A stock market crash where Tom is chiefly responsible for McBain's stock plummeting brings McBain to ruin. He desperately attempts to stave off a hostile takeover of his demolition company, but fails. Jean shows up at the Dutch House hysterical as he loses their home and they become destitute.

McBain disappears into the city, feeling down and out, sleeping in the homeless cardboard box shanty town, scavenging the next day in the dump. Ultimately, his children take him in after Sheryl finds him, and he starts to see the world in a new light.

When the family are evicted from Dutch House after they have all helped Lionel with his dresses and Chloe with her calendar, the homeless shelter turns the McBains and friends away. Jimmy has an epiphany, as there is a bad thunderstorm and the Dutch House is structurally unsound, to use his father's demolition skills.

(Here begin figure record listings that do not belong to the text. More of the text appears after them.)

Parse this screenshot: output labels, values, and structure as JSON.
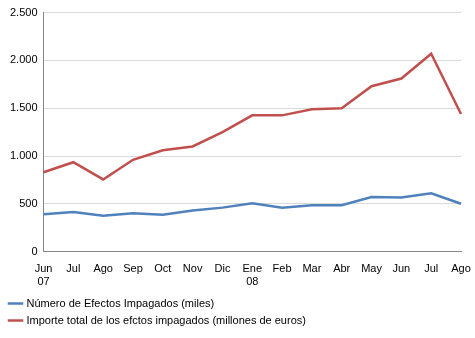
{
  "chart_data": {
    "type": "line",
    "categories": [
      "Jun 07",
      "Jul",
      "Ago",
      "Sep",
      "Oct",
      "Nov",
      "Dic",
      "Ene 08",
      "Feb",
      "Mar",
      "Abr",
      "May",
      "Jun",
      "Jul",
      "Ago"
    ],
    "series": [
      {
        "name": "Número de Efectos Impagados (miles)",
        "color": "#4f81bd",
        "values": [
          390,
          415,
          375,
          400,
          385,
          430,
          460,
          505,
          460,
          485,
          485,
          570,
          565,
          610,
          500
        ]
      },
      {
        "name": "Importe total de los efctos impagados (millones de euros)",
        "color": "#c0504d",
        "values": [
          830,
          935,
          755,
          960,
          1060,
          1100,
          1250,
          1425,
          1425,
          1490,
          1500,
          1730,
          1810,
          2070,
          1440
        ]
      }
    ],
    "ylim": [
      0,
      2500
    ],
    "yticks": [
      0,
      500,
      {
        "value": 1000,
        "label": "1.000"
      },
      {
        "value": 1500,
        "label": "1.500"
      },
      {
        "value": 2000,
        "label": "2.000"
      },
      {
        "value": 2500,
        "label": "2.500"
      }
    ],
    "grid": true,
    "legend": "bottom",
    "marker": "none"
  }
}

The family recovers their properties and wealth, and have learned how to live more simply.

==Cast==

- Dabney Coleman as Stewart McBain
- Joanna Cassidy as Jean McBain
- Suzy Amis as Chloe McBain
- Uma Thurman as Daphne McBain
- David Hewlett as Jimmy McBain
- Crispin Glover as Lionel
- Christopher Plummer as "Shitty"
- Maury Chaykin as Harry
- Dylan Walsh as Tom
- Sheila Kelley as Sheryl
- Ken Pogue as Hamilton

==Reception==
Where the Heart Is was poorly received by critics. On review aggregator Rotten Tomatoes, the film holds a score of 9% based on 11 reviews, with an average rating of 3.8/10. Roger Ebert of the Chicago Sun-Times wrote, "[The film] is essentially a fable set in the wrong city. Its story doesn't fit in New York or seem correctly placed in 1990; it's not quick-witted or street-smart enough."